From the Junior School head’s desk: 30 March 2021

Sarah Warner

By the time you read this, we should be ready to embark on the April holiday, leaving behind us some important St Mary’s milestones: the 2021 matric formal (so called owing to Covid-19 restrictions on dancing), our first term Junior School parent afternoons (online – another adaptation to the virus) and all the slightly modified activities relating to Book Week, the Little Saints Wheelathon, charity collections and special assemblies.

We shall, I imagine, be looking forward to the days spent with our families over the Easter weekend, at home, or travelling to a holiday destination. As much as we might relish time away from work, holidays and more relaxed regulations bring with them a sense of trepidation as well: according to expert sources widely quoted in the media, the predicted third wave of Covid-19 could engulf the country in the next few weeks.

We appeal to you, our St Mary’s families, as part of the community of Independent Schools, to conduct yourselves sensibly over the holiday period and to take all reasonable and necessary precautions to keep yourself and your children safe, healthy, and ready to return to campus in the last week of April. Our teachers are prepared to switch to remote learning at short notice, but it is our heartfelt wish that we continue to teach onsite next term, while running as full a programme of co-curricular activities as possible.

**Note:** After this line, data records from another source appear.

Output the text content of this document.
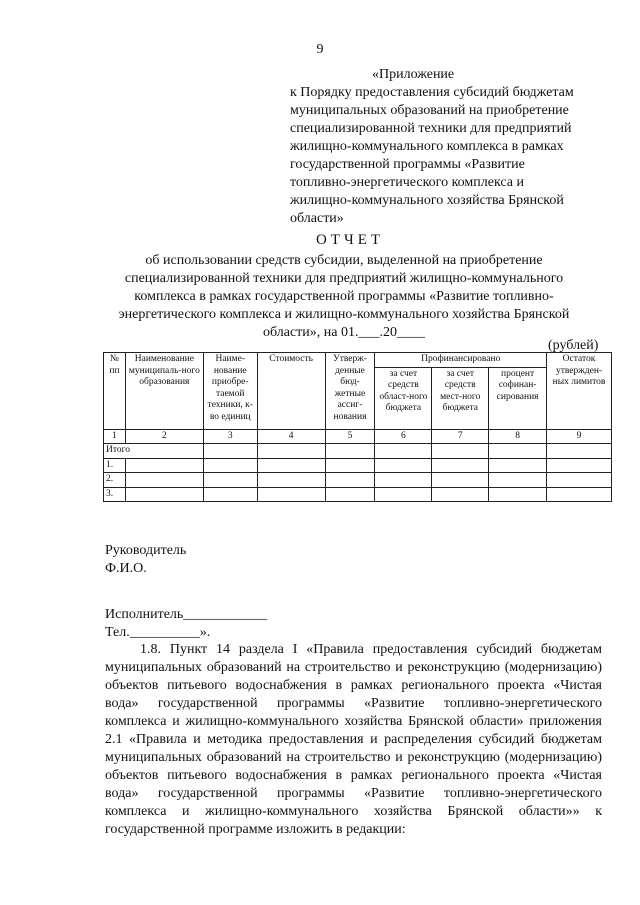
9
«Приложение
к Порядку предоставления субсидий бюджетам
муниципальных образований на приобретение
специализированной техники для предприятий
жилищно-коммунального комплекса в рамках
государственной программы «Развитие
топливно-энергетического комплекса и
жилищно-коммунального хозяйства Брянской
области»
ОТЧЕТ
об использовании средств субсидии, выделенной на приобретение
специализированной техники для предприятий жилищно-коммунального
комплекса в рамках государственной программы «Развитие топливно-
энергетического комплекса и жилищно-коммунального хозяйства Брянской
области», на 01.___.20____
(рублей)
№ пп	Наименование муниципаль-ного образования	Наиме-нование приобре-таемой техники, к-во единиц	Стоимость	Утверж-денные бюд-жетные ассиг-нования	Профинансировано			Остаток утвержден-ных лимитов
					за счет средств област-ного бюджета	за счет средств мест-ного бюджета	процент софинан-сирования	
1	2	3	4	5	6	7	8	9
Итого								
1.								
2.								
3.								
Руководитель
Ф.И.О.
Исполнитель____________
Тел.__________».

1.8. Пункт 14 раздела I «Правила предоставления субсидий бюджетам муниципальных образований на строительство и реконструкцию (модернизацию) объектов питьевого водоснабжения в рамках регионального проекта «Чистая вода» государственной программы «Развитие топливно-энергетического комплекса и жилищно-коммунального хозяйства Брянской области» приложения 2.1 «Правила и методика предоставления и распределения субсидий бюджетам муниципальных образований на строительство и реконструкцию (модернизацию) объектов питьевого водоснабжения в рамках регионального проекта «Чистая вода» государственной программы «Развитие топливно-энергетического комплекса и жилищно-коммунального хозяйства Брянской области»» к государственной программе изложить в редакции:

As March draws to a close, we also look back on a month of more or less significant local and international events, activities, and commemorations discussed in class, assembly and chapel with the girls: we remembered that this was the month, last year, that the WHO declared Covid-19 a pandemic; we spoke about International Women’s Day and its theme of Choose to Challenge as well as Women’s History month, celebrated in America; we mentioned World Poetry Day, World Down Syndrome Day and the International Day of Forests – all acknowledged on 21 March – and, most importantly, we discussed Human Rights Day (marked worldwide as the International Day for the Elimination of Racial Discrimination), the Universal Declaration of Human Rights (officially commemorated on 10 December) and our own Bill of Rights, enshrined in Chapter Two of the South African Constitution.

This year, the celebration and solemn remembrance of Human Rights Day saw civil society engage in the usual, vigorous discussions on how to protect the human rights of all South Africans, including its children, with the noteworthy addition of one highly topical item: the world’s right to a fairly priced and accessible Covid-19 vaccine.

The girls’ intelligent and enthusiastic contributions to these lessons and assemblies show that discussions of this nature are happening with you, at home. My thanks to the teachers for supporting the development of a truly holistic curriculum, and to our new Junior School librarian, Ms Elk, assisted by her Grade 7 librarians, for the thoughtfully curated displays on women leaders and other themes explored this term in the rapidly transforming Junior School library.

Before we part for the holidays, I would like to say a formal goodbye to Revd Jenny Mabin-Krige who leaves St Mary’s at the end of this term. Jenny’s tender, wise ministry will be sorely missed by the girls and her colleagues in the Junior School. To close my assembly on Human Rights last week, I played the girls a clip of American musician, Bobby McFerrin leading an audience at the World Science Festival through the universal wonders of the pentatonic scale.

The clip could serve as a fitting tribute to Jenny as well – who has demonstrated the idea of shared humanity in all her Divinity lessons and chapel services, not by telling us about it, but through her actions, stories and simply beautiful pictures.